Slashdot Mirror

← Back to Stories (view on slashdot.org)

RSA-640 Factored

Posted by ScuttleMonkey on from the bigger-better-deal dept.

gslin writes to tell us MathWorld News is reporting that RSA-640 has been factored. F. Bahr, M. Boehm, J. Franke, and T. Kleinjung, memebers of the German Federal Agency for Information Technology Security (BSI) announced they had cracked the 193-digit number last Friday using the General Number Field Sieve. The team purportedly used 80 opteron CPUs and 5 months to achieve victory.

6 of 299 comments (clear)

  1. Re:Hmmm. by LnxAddct · · Score: 5, Interesting

    While I think your remark was a joke about them breaking into RSA's computers, this is still worth mentioning. Noone in the entire world knows or has ever known the factors of the remaining numbers. Read this for more info.
    Regards,
    Steve

  2. I'll wait for RSA-2048 by Myria · · Score: 3, Interesting

    I won't be interested until they do RSA-2048. Then we could factor the Xbox private key and do whatever we want.

    Melissa

    --
    "Screw Sun, cross-platform will never work. Let's move on and steal the Java language." - Visual J++ Product Manager
  3. Re:Irrelevant by cpeikert · · Score: 3, Interesting

    What did I write that is inconsistent with the wikipedia entry?

    "Integer factorization is widely suspected to be outside both of those classes [NP-complete and co-NP-complete]."

    Just because a problem is outside P, doesn't mean it's NP-hard. Which is exactly what I said to start with.

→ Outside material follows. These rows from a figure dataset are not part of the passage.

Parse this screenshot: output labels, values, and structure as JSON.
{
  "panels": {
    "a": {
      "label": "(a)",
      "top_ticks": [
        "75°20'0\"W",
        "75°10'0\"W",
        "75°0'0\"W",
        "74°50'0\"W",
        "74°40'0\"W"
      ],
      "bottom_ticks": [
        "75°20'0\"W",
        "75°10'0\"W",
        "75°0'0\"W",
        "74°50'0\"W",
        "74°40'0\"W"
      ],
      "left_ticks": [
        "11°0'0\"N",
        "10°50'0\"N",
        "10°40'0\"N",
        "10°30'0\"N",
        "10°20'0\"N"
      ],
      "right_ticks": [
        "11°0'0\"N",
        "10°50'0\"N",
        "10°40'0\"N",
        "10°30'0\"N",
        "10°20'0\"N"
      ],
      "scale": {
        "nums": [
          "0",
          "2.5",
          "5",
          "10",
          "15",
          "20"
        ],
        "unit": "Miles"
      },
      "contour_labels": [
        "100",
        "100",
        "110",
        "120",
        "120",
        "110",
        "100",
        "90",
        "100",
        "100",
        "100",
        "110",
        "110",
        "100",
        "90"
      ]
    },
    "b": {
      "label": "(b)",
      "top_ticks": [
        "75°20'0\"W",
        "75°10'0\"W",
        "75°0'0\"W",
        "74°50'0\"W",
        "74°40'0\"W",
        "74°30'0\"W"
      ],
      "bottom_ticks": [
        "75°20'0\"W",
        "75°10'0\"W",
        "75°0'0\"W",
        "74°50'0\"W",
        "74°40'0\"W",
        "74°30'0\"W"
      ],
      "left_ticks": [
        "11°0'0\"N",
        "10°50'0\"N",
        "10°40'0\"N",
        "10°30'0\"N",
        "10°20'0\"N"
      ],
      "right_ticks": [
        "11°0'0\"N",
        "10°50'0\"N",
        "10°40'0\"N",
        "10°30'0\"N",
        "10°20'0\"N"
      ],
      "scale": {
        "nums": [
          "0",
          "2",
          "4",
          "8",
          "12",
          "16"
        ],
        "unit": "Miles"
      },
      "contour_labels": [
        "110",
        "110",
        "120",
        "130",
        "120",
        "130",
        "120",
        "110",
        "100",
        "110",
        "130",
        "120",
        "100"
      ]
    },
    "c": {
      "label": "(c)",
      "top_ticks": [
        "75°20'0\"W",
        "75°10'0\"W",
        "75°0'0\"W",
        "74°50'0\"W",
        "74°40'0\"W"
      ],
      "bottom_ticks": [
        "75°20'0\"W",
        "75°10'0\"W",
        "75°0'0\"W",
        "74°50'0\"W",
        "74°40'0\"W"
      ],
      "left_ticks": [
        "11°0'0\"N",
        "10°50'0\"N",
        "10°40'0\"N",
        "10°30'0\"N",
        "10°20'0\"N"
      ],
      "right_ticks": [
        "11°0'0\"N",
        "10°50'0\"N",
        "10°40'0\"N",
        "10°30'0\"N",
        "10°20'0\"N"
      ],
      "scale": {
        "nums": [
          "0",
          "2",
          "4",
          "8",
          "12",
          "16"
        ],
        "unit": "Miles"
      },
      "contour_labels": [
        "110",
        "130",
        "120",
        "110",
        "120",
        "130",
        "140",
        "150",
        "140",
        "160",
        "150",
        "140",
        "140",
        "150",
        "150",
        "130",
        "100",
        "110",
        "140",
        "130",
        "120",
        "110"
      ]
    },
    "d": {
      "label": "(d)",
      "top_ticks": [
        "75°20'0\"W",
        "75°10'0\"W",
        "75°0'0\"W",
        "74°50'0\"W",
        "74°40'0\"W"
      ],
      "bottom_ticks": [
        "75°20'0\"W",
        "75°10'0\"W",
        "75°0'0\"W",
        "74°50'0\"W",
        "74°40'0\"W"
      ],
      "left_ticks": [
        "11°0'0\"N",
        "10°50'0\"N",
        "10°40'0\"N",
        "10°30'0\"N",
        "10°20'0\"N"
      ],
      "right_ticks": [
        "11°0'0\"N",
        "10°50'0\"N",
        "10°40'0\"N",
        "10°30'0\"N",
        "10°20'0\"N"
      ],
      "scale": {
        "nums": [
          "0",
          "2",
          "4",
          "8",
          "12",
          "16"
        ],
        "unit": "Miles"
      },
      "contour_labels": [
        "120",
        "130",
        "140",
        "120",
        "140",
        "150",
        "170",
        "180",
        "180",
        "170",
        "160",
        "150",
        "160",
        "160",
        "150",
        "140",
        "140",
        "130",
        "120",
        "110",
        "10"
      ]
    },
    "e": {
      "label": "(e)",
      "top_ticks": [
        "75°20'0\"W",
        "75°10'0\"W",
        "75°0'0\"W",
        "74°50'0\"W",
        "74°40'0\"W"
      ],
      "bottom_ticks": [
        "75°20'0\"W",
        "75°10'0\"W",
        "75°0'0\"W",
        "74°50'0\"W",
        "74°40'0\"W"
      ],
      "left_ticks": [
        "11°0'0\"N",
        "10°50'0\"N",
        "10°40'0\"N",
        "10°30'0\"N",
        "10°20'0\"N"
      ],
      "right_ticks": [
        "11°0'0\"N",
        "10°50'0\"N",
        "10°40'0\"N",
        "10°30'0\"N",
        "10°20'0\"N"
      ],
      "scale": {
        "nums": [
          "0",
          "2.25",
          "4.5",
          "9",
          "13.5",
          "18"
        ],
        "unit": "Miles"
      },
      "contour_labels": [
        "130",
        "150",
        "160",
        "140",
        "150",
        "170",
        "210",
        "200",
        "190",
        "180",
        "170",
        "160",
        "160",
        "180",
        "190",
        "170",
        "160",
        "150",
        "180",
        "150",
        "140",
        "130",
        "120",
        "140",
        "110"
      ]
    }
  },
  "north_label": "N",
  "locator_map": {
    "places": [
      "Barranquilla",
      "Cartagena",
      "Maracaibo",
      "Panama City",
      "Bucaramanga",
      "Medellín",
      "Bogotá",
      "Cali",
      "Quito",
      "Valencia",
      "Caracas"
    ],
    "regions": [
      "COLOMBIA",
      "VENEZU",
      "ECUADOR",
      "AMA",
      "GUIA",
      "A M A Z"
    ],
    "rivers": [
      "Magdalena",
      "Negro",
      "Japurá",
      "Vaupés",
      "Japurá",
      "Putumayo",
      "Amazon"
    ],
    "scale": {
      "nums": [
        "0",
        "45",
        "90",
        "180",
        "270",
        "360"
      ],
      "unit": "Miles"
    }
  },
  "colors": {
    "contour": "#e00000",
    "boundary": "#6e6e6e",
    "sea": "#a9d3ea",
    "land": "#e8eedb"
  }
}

  4. Re:Factor? by jgc7 · · Score: 5, Interesting

    Inerestingly enough, there is no proof that encryption is even possible. Presently we do not know of any methods to factor a number in polynomial time while we can create primes in polynomial time, but an algorithm may exist that can factor primes in polynomial time. If one is discovered, encryption as we know it today will be impossible... even with your quantum computer. In fact, a solution to the P NP problem comes with a $1,000,000 prize.

    --
    70% of statistics are made up.
  5. Recommended key sizes by atomm1024 · · Score: 4, Interesting

    Here is a very useful site, listing estimates of how long various algorithms will be secure, and at what key sizes. It covers public- and secret-key algorithms, as well as hashes.

    http://www.keylength.com/

    --
    Signature.
  6. Re:How does this compare to RC5-64? by swillden · · Score: 3, Interesting

    So you are trying to compare numebrs that simply cannot be compared.

    Well, you can compare them, but you have to factor in the relationship between the complexity of the attack and the keysize in each case. In the case of RC5, brute force search of the keyspace is O(2^n) where n is the size of the key in bits. As a previous post mentions, the GNFS algorithm's complexity is O(e^(1.9229+O(1))*ln(n)^(1/3)*ln(ln(n))^(2/3)), where n is the number to be factored.

    So to compare the complexity of these two attacks you just need to see if 2^64 is larger or smaller than e^(1.9229*ln(2^640)^(1/3)*ln(ln(2^640))^(2/3)).

    Unless I made a mistake, the complexity of RSA-640 is about 5.5e13, whereas RC5-64 is about 1.8e19, so RC5-64 is approximately 300,000 times harder than RSA-640. I'm not sure that GNFS is as easy to massively parellelize as RC5 searching, though, so in practice RSA-640 may be harder than RC5-64, even though it has lower complexity. Also, big-O complexity ignores constant multipliers, so if each step in the GNFS algorithm is, say, a million times more complex than each RC5 trial encryption, than RSA-640 may actually be three times as hard as RC5.

    Okay, so maybe you can't compare them :-)

    --
    Note to ACs: I usually delete AC replies without reading them. If you want to talk to me, log in.